Bruce Blumfield, CEO of the $1.2-billion Founders FCU, said he has certainly seen and felt the changes in the rural South Carolina community served by FFCU, which has approximately 140,000 members and serves 600 SEGs through 20 serve centers.

In remarks before NCUA's Partnering And Leadership Successes (PALS) Conference here, which was organized by NCUA board member Debbie Matz, Blumfield's primary focus was what he called "The Spanish Revolution" in his home state.

Approximately five years ago, he said, it became impossible not to notice how many Hispanics was moving into its markets. In addition, its original and still large primary sponsor said its goal was to have 50% of its employees be Hispanic.

The credit union saw the Spanish handwriting on the wall, and responded by visiting with other credit unions, talking with the Spanish-speaking community, researching use of alternative documentation and applications, and taking other steps.

One of those steps, initially, was attempting to train its own staff to speak Spanish. That step faltered, he admitted.
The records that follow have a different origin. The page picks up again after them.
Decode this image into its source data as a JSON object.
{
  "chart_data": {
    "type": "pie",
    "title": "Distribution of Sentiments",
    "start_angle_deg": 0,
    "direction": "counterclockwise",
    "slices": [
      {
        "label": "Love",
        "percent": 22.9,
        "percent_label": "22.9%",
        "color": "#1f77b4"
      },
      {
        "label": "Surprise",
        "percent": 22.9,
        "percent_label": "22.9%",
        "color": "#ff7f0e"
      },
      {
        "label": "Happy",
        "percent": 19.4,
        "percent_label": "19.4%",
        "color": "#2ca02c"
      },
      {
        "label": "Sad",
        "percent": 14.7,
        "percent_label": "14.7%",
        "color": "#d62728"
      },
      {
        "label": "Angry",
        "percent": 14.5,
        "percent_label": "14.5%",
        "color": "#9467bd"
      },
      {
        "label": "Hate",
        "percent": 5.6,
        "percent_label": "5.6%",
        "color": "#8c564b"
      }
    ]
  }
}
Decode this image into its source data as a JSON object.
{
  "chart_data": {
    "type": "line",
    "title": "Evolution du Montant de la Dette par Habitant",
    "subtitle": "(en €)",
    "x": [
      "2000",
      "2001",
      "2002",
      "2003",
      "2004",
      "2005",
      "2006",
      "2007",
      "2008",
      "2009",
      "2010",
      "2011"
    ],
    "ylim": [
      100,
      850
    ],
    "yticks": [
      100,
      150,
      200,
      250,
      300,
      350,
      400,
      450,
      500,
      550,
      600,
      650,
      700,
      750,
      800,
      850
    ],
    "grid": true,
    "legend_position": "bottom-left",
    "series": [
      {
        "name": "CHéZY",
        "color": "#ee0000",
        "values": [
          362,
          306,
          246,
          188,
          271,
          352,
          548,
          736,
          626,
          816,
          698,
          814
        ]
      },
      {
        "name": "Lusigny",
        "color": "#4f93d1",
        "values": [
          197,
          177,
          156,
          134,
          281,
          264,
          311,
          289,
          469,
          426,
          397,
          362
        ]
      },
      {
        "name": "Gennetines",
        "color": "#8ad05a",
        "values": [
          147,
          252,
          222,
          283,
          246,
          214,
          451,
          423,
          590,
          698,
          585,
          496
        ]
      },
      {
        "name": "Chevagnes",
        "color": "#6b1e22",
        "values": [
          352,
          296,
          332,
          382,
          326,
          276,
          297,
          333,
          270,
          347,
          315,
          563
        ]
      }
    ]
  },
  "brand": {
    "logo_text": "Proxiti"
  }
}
"We have found you can't train rural South Carolinians to speak Spanish fluently," said Blumfield, only half joking. Instead, it has begun hiring natives of Mexico, Guatamala, the Dominican Republic and other countries, and pays them a premium for their skills. All employees, regardless of ethnic group, were put through cultural training. "It's all about trust and loyalty," said Blumfield. "If they trust you, you'll do well. If not, you might as well forget it."

Using Spanish media to announce the opening of a new bilingual branch, more than 2,000 people turned out for the event. It has since followed up with new advertising that plays to trust, family and confidence. "We've just rolled this out and we're seeing a great influx of members as a result," said Blumfield. "People ask us all the time what's the breakeven on the branch. We don't know and don't care. We've made a commitment to this community."

Separate from those efforts, Founders has deployed risk-based pricing on its loans using Beacon scores. "If you can tailor (Beacon scores) to fit your membership, it works well," he said.

Most recently, FFCU has tailored its own criteria, lowering its "A" paper to a Beacon of 675 or higher. "If you can tailor (Beacon scores) to fit your membership, it works well," he said.

Founders FCU has three full-time employees who do credit counseling, and has begun sending members who meet certain criteria letters before they fall into trouble. In fact, Blumfield said FFCU has approximately 150 members whose paychecks it receives in their entirety; the credit union has negotiated with creditors, makes payments and gives those members an "allowance."